You may be tempted to arrive very early, but don't as it may inconvenience your interviewer. Ensure that you know exactly where to go, who you will meet, and what you need to take along.
- Using your cell phone
Use of a cell phone during an interview is an absolute NO NO!. Don’t even have it out as it may be distracting and seem rude if to the interviewer. Ensure it is on silent mode not to interrupt the interview. If you need to take notes, use old-fashioned pen and paper.
- Criticising past employers
Nothing screams bad attitude like negatively criticising your current or previous employers. The interviewer will certainly wonder what you will say about him/her or the company when given the opportunity.
Experts have said that bringing up the salary conversation too early puts you in a negative negotiating position. Rather wait until you have been offered the position before discussing the salary and benefits. You do not want the interviewer to think that you are only interested in the benefits and perks. However, when the topic is raised you should be prepared to discuss your salary expectations.
- Time for questions
When offered the opportunity to pose questions to the interviewer, try not to ask questions that have obvious answers and similarly a lack of questions may show disinterest.

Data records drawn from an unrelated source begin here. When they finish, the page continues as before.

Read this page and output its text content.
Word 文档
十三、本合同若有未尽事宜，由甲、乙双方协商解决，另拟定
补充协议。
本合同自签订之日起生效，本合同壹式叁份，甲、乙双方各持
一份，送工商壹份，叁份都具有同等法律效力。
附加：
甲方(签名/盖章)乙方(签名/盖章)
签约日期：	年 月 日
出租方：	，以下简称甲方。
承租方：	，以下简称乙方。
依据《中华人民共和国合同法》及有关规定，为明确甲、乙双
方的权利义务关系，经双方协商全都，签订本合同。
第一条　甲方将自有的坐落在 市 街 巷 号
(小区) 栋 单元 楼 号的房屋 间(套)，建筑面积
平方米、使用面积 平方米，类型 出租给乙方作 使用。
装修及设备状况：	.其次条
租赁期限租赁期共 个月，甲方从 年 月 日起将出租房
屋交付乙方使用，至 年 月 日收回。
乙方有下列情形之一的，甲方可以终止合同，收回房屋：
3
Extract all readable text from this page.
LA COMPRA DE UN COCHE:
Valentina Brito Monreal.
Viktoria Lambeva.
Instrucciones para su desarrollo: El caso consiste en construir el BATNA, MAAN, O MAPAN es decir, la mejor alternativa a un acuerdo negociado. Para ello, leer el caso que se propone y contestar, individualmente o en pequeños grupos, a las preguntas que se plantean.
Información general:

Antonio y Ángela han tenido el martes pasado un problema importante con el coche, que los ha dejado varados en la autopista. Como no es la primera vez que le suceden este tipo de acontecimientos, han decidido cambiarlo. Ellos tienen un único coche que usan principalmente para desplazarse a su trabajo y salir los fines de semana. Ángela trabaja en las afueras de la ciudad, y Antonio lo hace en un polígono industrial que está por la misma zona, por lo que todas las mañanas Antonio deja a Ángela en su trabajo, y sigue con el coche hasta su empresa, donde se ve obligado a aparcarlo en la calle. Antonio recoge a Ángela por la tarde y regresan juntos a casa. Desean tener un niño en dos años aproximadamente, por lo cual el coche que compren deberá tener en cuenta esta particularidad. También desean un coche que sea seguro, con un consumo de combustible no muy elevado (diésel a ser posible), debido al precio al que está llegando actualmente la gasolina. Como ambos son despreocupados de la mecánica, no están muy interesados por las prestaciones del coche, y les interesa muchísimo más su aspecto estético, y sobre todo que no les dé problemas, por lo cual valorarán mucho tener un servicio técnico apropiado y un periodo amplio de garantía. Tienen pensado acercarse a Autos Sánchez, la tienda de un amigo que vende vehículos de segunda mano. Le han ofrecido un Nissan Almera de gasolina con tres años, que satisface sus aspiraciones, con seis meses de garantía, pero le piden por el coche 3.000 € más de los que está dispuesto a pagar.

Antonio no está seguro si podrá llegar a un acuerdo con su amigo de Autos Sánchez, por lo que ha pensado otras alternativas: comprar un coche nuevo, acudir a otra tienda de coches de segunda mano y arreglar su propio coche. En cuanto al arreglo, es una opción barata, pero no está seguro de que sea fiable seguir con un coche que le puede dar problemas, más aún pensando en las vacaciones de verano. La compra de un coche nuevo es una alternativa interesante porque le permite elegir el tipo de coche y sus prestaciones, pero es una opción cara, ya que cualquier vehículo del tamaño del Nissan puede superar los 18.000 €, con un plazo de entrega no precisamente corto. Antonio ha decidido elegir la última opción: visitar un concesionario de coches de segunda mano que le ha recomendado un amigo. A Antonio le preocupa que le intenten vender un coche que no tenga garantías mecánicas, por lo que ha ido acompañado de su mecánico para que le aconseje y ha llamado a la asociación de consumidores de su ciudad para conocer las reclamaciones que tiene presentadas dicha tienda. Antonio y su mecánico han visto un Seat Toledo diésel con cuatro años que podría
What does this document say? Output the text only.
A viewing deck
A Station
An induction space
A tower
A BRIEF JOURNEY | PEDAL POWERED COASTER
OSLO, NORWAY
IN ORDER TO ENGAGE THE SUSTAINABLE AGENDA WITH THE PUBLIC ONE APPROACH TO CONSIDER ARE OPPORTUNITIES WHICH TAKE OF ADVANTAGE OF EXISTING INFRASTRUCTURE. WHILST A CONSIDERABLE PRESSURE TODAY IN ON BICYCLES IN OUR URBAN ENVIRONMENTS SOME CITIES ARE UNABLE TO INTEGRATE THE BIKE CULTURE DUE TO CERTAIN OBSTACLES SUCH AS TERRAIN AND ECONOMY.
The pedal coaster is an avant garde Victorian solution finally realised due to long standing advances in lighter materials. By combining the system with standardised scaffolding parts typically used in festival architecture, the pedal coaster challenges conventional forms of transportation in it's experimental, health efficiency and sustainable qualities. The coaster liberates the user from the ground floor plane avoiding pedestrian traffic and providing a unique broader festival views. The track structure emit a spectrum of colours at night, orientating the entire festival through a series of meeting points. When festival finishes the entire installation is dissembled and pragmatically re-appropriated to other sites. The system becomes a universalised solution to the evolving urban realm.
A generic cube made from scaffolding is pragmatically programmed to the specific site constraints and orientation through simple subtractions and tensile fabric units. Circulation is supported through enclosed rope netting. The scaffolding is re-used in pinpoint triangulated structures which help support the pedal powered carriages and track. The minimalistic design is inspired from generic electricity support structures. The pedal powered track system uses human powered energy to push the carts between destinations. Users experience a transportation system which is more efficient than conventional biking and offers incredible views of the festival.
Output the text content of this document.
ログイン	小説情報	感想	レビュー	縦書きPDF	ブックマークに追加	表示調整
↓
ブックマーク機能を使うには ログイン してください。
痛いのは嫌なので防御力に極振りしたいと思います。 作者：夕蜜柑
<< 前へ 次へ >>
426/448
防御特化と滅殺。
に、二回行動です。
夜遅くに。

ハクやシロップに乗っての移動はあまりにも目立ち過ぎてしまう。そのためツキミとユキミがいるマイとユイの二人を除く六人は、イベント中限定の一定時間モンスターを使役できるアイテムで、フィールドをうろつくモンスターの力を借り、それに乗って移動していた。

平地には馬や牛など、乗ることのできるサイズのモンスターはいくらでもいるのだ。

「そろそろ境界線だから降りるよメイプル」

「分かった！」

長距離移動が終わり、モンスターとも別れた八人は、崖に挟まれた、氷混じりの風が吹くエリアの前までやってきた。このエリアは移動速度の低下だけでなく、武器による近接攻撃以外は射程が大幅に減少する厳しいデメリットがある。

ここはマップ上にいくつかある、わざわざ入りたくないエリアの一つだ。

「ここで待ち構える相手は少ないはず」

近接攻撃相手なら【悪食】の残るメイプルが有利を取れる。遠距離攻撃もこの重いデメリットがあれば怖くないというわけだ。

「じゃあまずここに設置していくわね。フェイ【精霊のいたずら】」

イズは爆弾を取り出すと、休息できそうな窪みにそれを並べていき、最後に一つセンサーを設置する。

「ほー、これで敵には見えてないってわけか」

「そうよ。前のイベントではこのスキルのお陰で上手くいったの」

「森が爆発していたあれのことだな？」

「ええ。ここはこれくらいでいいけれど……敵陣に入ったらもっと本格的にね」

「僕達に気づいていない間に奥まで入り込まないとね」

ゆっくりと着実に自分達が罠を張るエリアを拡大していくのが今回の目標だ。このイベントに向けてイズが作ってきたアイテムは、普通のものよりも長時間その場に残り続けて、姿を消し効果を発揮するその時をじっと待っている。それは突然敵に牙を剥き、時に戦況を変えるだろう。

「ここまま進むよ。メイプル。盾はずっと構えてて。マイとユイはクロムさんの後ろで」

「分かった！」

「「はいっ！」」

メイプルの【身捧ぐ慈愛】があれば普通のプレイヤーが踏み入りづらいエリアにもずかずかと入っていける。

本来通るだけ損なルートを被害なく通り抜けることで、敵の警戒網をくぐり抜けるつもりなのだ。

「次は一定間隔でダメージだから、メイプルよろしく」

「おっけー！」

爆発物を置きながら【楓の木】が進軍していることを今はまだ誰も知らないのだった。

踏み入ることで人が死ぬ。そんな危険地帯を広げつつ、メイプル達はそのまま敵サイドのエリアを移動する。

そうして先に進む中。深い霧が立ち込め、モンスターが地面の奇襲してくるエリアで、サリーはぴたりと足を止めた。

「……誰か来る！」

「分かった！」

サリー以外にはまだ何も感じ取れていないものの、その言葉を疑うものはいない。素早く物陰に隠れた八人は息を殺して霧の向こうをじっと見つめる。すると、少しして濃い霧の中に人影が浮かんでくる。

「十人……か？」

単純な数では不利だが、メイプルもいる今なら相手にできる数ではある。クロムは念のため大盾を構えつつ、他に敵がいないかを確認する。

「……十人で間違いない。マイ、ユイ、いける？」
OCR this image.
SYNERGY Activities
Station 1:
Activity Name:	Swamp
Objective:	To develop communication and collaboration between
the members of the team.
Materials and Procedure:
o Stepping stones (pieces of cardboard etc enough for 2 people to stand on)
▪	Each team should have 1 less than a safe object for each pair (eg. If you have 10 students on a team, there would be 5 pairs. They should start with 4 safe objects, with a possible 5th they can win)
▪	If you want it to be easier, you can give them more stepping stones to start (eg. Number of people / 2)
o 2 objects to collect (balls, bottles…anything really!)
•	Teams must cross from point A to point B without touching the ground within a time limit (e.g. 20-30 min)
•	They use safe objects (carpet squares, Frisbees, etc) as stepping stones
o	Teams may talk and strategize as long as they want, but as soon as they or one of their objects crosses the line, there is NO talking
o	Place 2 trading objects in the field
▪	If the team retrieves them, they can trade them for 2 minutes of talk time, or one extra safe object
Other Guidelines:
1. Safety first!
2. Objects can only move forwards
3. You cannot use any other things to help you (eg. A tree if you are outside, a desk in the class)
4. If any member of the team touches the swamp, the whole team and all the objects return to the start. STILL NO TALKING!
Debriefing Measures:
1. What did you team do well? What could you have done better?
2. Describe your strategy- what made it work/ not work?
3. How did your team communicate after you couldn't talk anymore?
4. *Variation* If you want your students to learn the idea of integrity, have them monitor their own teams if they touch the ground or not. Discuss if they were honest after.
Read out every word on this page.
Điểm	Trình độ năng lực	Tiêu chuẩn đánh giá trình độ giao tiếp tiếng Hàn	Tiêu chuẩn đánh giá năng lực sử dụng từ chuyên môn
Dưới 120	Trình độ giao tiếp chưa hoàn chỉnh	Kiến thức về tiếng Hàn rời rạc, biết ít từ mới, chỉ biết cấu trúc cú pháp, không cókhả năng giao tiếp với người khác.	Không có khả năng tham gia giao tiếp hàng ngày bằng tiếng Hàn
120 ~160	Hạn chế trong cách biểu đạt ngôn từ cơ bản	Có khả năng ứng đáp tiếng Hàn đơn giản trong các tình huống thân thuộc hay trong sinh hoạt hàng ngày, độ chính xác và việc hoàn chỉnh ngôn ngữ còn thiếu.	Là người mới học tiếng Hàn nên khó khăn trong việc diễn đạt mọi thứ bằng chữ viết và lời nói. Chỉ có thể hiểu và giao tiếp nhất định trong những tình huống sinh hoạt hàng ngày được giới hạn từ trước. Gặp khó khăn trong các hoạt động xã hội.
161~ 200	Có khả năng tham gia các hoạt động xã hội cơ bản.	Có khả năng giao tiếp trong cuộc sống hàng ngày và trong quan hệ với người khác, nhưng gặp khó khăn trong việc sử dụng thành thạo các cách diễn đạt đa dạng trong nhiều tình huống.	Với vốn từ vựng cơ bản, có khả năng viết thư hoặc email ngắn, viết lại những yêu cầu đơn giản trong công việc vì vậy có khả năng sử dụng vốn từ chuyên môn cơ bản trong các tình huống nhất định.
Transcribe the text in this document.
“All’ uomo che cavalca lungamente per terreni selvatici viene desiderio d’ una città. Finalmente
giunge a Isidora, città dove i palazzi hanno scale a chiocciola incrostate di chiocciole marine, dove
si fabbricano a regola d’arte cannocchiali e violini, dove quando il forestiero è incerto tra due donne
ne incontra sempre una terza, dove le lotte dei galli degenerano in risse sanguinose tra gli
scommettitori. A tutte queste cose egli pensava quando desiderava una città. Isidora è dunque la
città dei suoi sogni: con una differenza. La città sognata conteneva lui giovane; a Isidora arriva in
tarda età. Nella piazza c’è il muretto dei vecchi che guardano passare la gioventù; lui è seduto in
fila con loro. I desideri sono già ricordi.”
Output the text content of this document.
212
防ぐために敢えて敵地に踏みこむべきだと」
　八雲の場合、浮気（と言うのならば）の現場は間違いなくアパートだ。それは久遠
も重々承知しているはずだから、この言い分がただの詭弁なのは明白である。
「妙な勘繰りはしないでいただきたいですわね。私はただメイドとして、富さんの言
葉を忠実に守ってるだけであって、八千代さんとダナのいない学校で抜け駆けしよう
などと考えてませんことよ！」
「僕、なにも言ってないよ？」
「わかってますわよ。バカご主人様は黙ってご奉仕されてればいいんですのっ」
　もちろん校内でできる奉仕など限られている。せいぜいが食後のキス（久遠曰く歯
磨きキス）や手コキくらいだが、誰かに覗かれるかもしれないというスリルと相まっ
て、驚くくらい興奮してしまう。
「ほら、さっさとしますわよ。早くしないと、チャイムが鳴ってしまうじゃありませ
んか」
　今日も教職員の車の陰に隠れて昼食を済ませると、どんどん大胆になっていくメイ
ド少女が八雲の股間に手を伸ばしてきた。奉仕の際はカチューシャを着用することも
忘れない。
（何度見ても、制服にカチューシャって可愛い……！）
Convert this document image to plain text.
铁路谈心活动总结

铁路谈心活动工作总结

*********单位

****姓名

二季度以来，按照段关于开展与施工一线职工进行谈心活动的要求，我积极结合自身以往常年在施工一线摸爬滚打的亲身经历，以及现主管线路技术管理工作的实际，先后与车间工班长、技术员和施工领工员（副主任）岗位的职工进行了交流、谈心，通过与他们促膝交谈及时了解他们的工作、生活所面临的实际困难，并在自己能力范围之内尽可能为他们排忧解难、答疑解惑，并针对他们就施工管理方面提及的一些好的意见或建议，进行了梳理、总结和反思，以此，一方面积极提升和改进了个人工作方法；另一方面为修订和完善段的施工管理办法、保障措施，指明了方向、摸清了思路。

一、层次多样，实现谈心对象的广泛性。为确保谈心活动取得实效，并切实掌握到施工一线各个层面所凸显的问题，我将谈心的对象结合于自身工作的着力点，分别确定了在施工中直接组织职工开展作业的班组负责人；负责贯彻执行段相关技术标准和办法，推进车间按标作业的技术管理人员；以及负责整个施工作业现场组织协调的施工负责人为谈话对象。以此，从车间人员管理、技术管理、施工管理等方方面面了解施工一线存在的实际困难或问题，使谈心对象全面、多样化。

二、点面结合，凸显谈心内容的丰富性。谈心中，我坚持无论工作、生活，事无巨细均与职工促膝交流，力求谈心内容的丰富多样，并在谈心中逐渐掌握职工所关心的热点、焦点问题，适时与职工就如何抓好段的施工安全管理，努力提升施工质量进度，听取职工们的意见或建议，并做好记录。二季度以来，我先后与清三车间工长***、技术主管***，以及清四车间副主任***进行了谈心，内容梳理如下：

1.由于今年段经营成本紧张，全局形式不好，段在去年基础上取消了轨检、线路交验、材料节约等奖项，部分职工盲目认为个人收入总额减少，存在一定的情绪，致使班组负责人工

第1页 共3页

Most interviewers will conclude the interview by asking “Do you have any questions for me?” Not making use of this opportunity is a fatal mistake. It may send a message that you are not particularly interested or that you are so arrogant to think that you know all there is to know about the company.
It is recommended to ask questions throughout the interview in to keep the conversation flowing.
- Pointless information
Telling rambling stories wastes the interviewer's time and decreases the opportunity to address your key concerns during the conversation. Good communication skills are necessary for most positions. The interviewer is likely to assess your ability to speak with clarity and brevity during the interview.